On 7 April 2017 at 20:35, Andres Freund <and...@anarazel.de> wrote:
>> But for costs such as (4, 4, 4,  .... 20 times), the logic would give
>> us 20 workers because we want to finish the Append in 4 time units;
>> and this what we want to avoid when we go with
>> don't-allocate-too-many-workers approach.
>
> I guess, my problem is that I don't agree with that as a goal in an of
> itself.  If you actually want to run your query quickly, you *want* 20
> workers here.  The issues of backend startup overhead (already via
> parallel_setup_cost), concurrency and such cost should be modelled, not
> burried in a formula the user can't change.  If we want to make it less
> and less likely to start more workers we should make that configurable,
> not the default.
> I think there's some precedent taken from the parallel seqscan case,
> that's not actually applicable here.  Parallel seqscans have a good
> amount of shared state, both on the kernel and pg side, and that shared
> state reduces gains of increasing the number of workers.  But with
> non-partial scans such shared state largely doesn't exist.
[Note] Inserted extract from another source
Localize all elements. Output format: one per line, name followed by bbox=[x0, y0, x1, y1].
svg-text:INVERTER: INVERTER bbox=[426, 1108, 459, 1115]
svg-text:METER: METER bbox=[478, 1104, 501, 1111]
After searching through earlier mails about parallel scan, I am not
sure whether the shared state was considered to be a potential factor
that might reduce parallel query gains, when deciding the calculation
for number of workers for a parallel seq scan. I mean even today if we
allocate 10 workers as against a calculated 4 workers count for a
parallel seq scan, they might help. I think it's just that we don't
know if they would *always* help or it would regress sometimes.